Pointing out that he referred to his experience as a parent while explaining McCullough's sentence, S. Ann Brobst, an assistant state's attorney in Baltimore County who prosecuted the Randallstown cases, said, "That's what judges are supposed to do - bring their personal experience and feelings to bear. We can't have someone who just has this ivory tower loftiness."

Rachel Cogen, also an assistant state's attorney, remembers trying a murder case before Cavanaugh in 2003. The defendant, Rodney J. Alexander, was convicted of stabbing his estranged wife 31 times and beating her with a hammer.

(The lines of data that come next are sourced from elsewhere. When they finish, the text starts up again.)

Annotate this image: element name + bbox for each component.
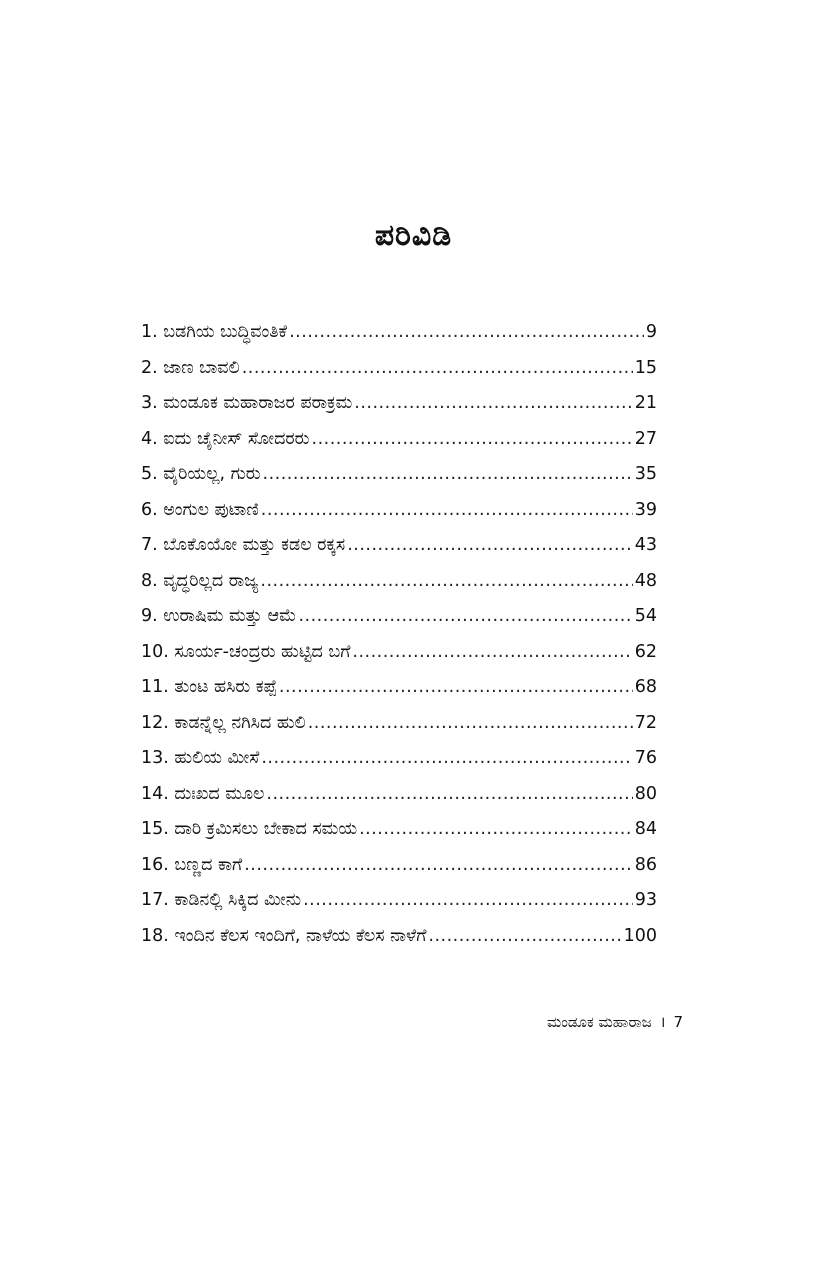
footer-page-number: 7 xyxy=(673,1013,683,1031)
dot-leader xyxy=(298,599,632,635)
toc-entry xyxy=(141,777,657,813)
toc-entry xyxy=(141,741,657,777)
toc-entry-page: 27 xyxy=(634,428,657,449)
table-of-contents xyxy=(141,315,657,954)
toc-entry-title: 11. ತುಂಟ ಹಸಿರು ಕಪ್ಪೆ xyxy=(141,677,277,697)
toc-entry xyxy=(141,848,657,884)
toc-entry xyxy=(141,883,657,919)
toc-entry xyxy=(141,422,657,458)
toc-entry-title: 15. ದಾರಿ ಕ್ರಮಿಸಲು ಬೇಕಾದ ಸಮಯ xyxy=(141,819,358,839)
toc-entry xyxy=(141,351,657,387)
dot-leader xyxy=(266,777,632,813)
toc-entry-title: 5. ವೈರಿಯಲ್ಲ, ಗುರು xyxy=(141,464,261,484)
dot-leader xyxy=(242,351,633,387)
toc-entry-page: 76 xyxy=(634,748,657,768)
footer-book-title: ಮಂಡೂಕ ಮಹಾರಾಜ xyxy=(546,1013,652,1031)
dot-leader xyxy=(352,635,632,671)
toc-entry-title: 16. ಬಣ್ಣದ ಕಾಗೆ xyxy=(141,854,243,875)
dot-leader xyxy=(347,528,633,564)
toc-entry-title: 9. ಉರಾಷಿಮ ಮತ್ತು ಆಮೆ xyxy=(141,606,297,626)
toc-entry-title: 2. ಜಾಣ ಬಾವಲಿ xyxy=(141,357,240,378)
toc-entry xyxy=(141,386,657,422)
dot-leader xyxy=(263,457,633,493)
toc-entry-title: 7. ಬೊಕೊಯೋ ಮತ್ತು ಕಡಲ ರಕ್ಕಸ xyxy=(141,535,346,555)
dot-leader xyxy=(354,386,632,422)
footer-separator: । xyxy=(659,1013,666,1031)
dot-leader xyxy=(261,741,632,777)
toc-entry-page: 39 xyxy=(634,499,657,520)
toc-entry-page: 35 xyxy=(634,464,657,484)
toc-entry-title: 4. ಐದು ಚೈನೀಸ್ ಸೋದರರು xyxy=(141,428,310,449)
page-title: ಪರಿವಿಡಿ xyxy=(374,218,453,253)
page-footer xyxy=(547,1010,683,1034)
toc-entry-page: 9 xyxy=(645,322,657,342)
toc-entry-title: 14. ದುಃಖದ ಮೂಲ xyxy=(141,783,265,804)
toc-entry-page: 15 xyxy=(634,357,657,378)
toc-entry xyxy=(141,457,657,493)
toc-entry-title: 1. ಬಡಗಿಯ ಬುದ್ಧಿವಂತಿಕೆ xyxy=(141,322,288,342)
toc-entry-page: 54 xyxy=(634,606,657,626)
dot-leader xyxy=(260,564,632,600)
toc-entry xyxy=(141,599,657,635)
dot-leader xyxy=(261,493,633,529)
toc-entry-title: 17. ಕಾಡಿನಲ್ಲಿ ಸಿಕ್ಕಿದ ಮೀನು xyxy=(141,890,302,910)
toc-entry-page: 48 xyxy=(634,570,657,591)
dot-leader xyxy=(303,883,633,919)
toc-entry-page: 68 xyxy=(634,677,657,697)
toc-entry xyxy=(141,315,657,351)
toc-entry xyxy=(141,635,657,671)
dot-leader xyxy=(289,315,644,351)
toc-entry-page: 84 xyxy=(634,819,657,839)
dot-leader xyxy=(279,670,633,706)
toc-entry-page: 86 xyxy=(634,854,657,875)
toc-entry xyxy=(141,670,657,706)
toc-entry xyxy=(141,493,657,529)
toc-entry xyxy=(141,706,657,742)
toc-entry xyxy=(141,919,657,955)
toc-entry xyxy=(141,528,657,564)
dot-leader xyxy=(312,422,633,458)
dot-leader xyxy=(244,848,633,884)
toc-entry-title: 12. ಕಾಡನ್ನೆಲ್ಲ ನಗಿಸಿದ ಹುಲಿ xyxy=(141,712,306,733)
toc-entry-title: 8. ವೃದ್ಧರಿಲ್ಲದ ರಾಜ್ಯ xyxy=(141,570,259,591)
toc-entry-page: 80 xyxy=(634,783,657,804)
toc-entry-title: 10. ಸೂರ್ಯ-ಚಂದ್ರರು ಹುಟ್ಟಿದ ಬಗೆ xyxy=(141,641,351,662)
toc-entry-page: 62 xyxy=(634,641,657,662)
toc-entry xyxy=(141,564,657,600)
toc-entry-title: 13. ಹುಲಿಯ ಮೀಸೆ xyxy=(141,748,260,768)
toc-entry xyxy=(141,812,657,848)
dot-leader xyxy=(428,919,621,955)
dot-leader xyxy=(308,706,633,742)
toc-entry-title: 3. ಮಂಡೂಕ ಮಹಾರಾಜರ ಪರಾಕ್ರಮ xyxy=(141,393,353,413)
toc-entry-page: 72 xyxy=(634,712,657,733)
toc-entry-title: 18. ಇಂದಿನ ಕೆಲಸ ಇಂದಿಗೆ, ನಾಳೆಯ ಕೆಲಸ ನಾಳೆಗೆ xyxy=(141,925,427,946)
toc-entry-title: 6. ಅಂಗುಲ ಪುಟಾಣಿ xyxy=(141,499,259,520)
toc-entry-page: 93 xyxy=(634,890,657,910)
toc-entry-page: 21 xyxy=(634,393,657,413)
dot-leader xyxy=(359,812,633,848)
toc-entry-page: 100 xyxy=(623,925,657,946)
toc-entry-page: 43 xyxy=(634,535,657,555)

"Life [in prison] wasn't the obvious sentence," Cogen said. "It should have been, because it was a brutal murder, but the defendant didn't have a record, and his defense was that it was self-defense."

In sentencing the man to life, however, Cavanaugh talked about the couple's 5-year-old daughter and how a crime had been committed not only against the murdered woman but also against the little girl, who witnessed the attack, the prosecutor said.

Some lawyers traced Cavanaugh's tough sentencing stance to his run for election to the Circuit Court bench in 2002.

"His platform was being tough on violent crime, and he's fulfilling his campaign promises," said David B. Irwin, a former prosecutor and 20-year defense attorney.

But others said that chalking up Cavanaugh's sentencing record to attempts to woo voters sells him short.

"This is what he is like," said T. Wray McCurdy, a criminal defense lawyer who knew Cavanaugh for 20 years while practicing on Baltimore County's east side. "He expected a lot from his clients, and he is the exact same person now as he was as an attorney."